With the following it does not work anymore:

Key type: 1
WhatsApp version: 2.25.21.82
Backup version: 1
Features: [5, 6, 7, 8, 9, 10, 11, 12, 13, 14, 15, 16, 17, 18, 19, 20, 21, 22, 23, 24, 25, 26, 27, 28, 29, 30, 31, 32, 33, 34, 35, 36, 37, 39]
Max feature number: 39

Decryption works without errors, but the re-encrypted database is no longer the same.

Esokrates avatar Sep 26 '25 05:09 Esokrates

Apart from the hashes, have you checked the file size of the original and re-encrypted crypt files?

From what I gather, it seems as if the WhatsApp application when it creates msgstore.db.crypt14/crypt15 is now using a different compression level and/or also the compression algorithm has diverged.

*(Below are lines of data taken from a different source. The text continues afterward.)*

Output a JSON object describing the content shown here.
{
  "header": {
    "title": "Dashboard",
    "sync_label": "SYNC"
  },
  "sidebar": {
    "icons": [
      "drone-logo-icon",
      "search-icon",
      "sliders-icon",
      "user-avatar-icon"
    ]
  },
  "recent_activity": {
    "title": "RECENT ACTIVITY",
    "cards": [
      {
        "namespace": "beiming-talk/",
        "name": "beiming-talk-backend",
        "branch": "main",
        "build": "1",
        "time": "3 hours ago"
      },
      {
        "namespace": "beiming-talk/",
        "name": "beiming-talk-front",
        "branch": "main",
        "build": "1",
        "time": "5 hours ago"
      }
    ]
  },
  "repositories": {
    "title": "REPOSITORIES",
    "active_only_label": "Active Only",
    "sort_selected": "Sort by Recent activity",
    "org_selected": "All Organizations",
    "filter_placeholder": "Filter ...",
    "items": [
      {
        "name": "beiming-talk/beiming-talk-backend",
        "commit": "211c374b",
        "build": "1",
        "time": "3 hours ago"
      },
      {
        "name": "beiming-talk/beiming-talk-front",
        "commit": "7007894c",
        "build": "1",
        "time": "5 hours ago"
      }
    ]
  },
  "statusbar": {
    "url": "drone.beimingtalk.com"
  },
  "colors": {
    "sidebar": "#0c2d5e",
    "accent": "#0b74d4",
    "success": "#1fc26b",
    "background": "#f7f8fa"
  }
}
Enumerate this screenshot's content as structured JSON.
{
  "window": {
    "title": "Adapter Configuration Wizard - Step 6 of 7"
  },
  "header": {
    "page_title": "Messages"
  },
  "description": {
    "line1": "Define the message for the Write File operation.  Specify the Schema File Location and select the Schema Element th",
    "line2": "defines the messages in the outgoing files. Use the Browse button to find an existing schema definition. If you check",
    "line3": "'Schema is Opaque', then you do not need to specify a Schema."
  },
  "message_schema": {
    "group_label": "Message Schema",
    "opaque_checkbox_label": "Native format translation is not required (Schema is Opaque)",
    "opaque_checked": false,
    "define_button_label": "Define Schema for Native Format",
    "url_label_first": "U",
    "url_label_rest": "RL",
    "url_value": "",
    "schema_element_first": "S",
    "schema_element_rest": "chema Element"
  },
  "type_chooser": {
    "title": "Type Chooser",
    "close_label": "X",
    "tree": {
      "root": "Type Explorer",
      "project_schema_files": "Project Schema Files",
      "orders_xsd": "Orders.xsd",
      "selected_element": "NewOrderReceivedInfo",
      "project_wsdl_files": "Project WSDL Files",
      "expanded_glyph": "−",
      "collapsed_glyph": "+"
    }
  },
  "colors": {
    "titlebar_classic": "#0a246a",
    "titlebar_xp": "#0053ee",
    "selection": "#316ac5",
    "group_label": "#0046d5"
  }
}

You can see in the @ElDavoo waencrypt.py code that it uses zlib with compression level 1.

In Python v3.13, for me the re-encrypted msgstore.db.crypt is about 5% larger than the original nowadays. But if I adjust waencrypt.py manually to zlib.compress(data, 9), it actually gets to within 2 bytes of the original file size. But there is still no exact match.

And note that in the recently-released Python v3.14, the implementation of zlib has changed, which results in significantly different file sizes: "It is worth noting that zlib.Z_BEST_SPEED (1) may result in significantly less compression than the previous implementation, whilst also significantly reducing the time taken to compress.". I noticed that waencrypt with the default "1" compression, for me Python 3.14 now results in a ~20% greater file size than the original .db.crypt file.

@Esokrates regardless of the different hash, have you tried to restore your database that had a different hash?